He urged the government to work with the manufacturer association to enact policies for the sector, saying that the country needs lots of jobs from the sector to drive sustainable growth.
The availability of adequate infrastructure is a major determinant of the success of every country’s industrial sector.
However, Nigeria lacks the necessary infrastructure needed to grow businesses, especially developed transport systems such as roads and rail that are connected to the nation’s seaports.
Also, energy is a key element of the production process.

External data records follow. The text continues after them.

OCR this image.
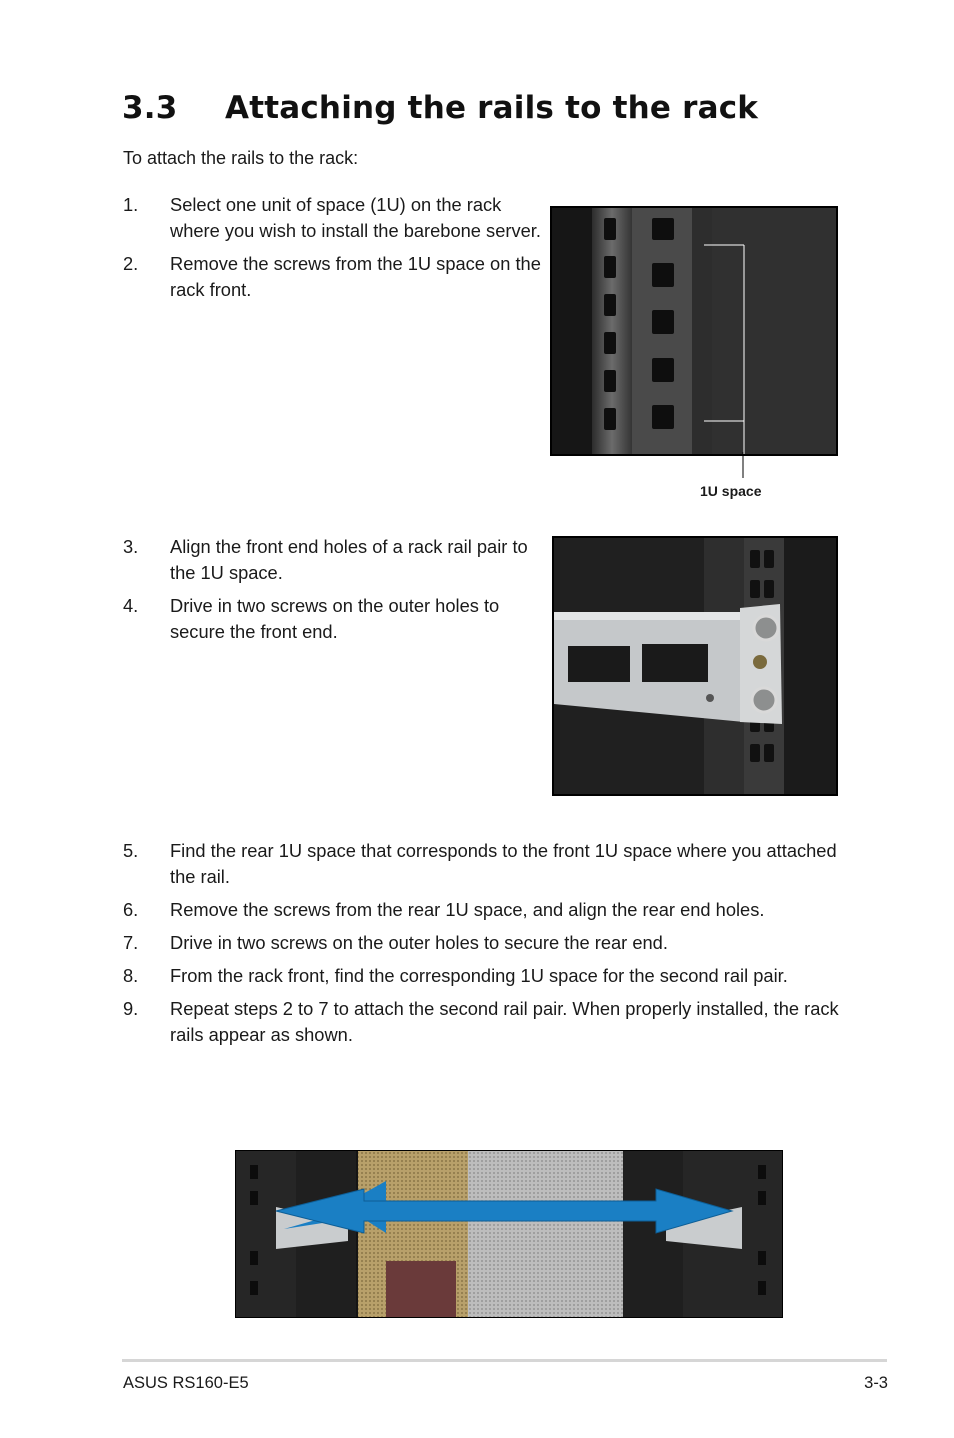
3.3 Attaching the rails to the rack

To attach the rails to the rack:

1. Select one unit of space (1U) on the rack where you wish to install the barebone server.
2. Remove the screws from the 1U space on the rack front.
1U space
3. Align the front end holes of a rack rail pair to the 1U space.
4. Drive in two screws on the outer holes to secure the front end.
5. Find the rear 1U space that corresponds to the front 1U space where you attached the rail.
6. Remove the screws from the rear 1U space, and align the rear end holes.
7. Drive in two screws on the outer holes to secure the rear end.
8. From the rack front, find the corresponding 1U space for the second rail pair.
9. Repeat steps 2 to 7 to attach the second rail pair. When properly installed, the rack rails appear as shown.
ASUS RS160-E5	3-3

Nigeria’s inability to supply and distribute sufficient electricity has left businesses at the mercy of generators that consume diesel and petrol.
Manufacturers spend 40 percent of their total production cost on generating energy for their businesses, according to MAN.
Read also: Nigeria below regional peers as manufacturing accounts for just 12.7% of GDP – Minister
According to MAN 2024 second-half -half economic review report, the electricity supply situation for industries improved in 2024, with the average daily supply increasing to 13.3 hours per day, up from 10.6 hours in 2023.
On a half-on-half basis, electricity supply rose from 11.4 hours per day in H1 2024 to 15.2 hours in H2 2024.
However, electricity tariffs surged by over 200 percent for Band A consumers, significantly increasing manufacturing costs.
While power availability improved, many manufacturers still faced frequent outages and costs, as the country witnessed 12 national grid collapses and this remained a major concern, the report said.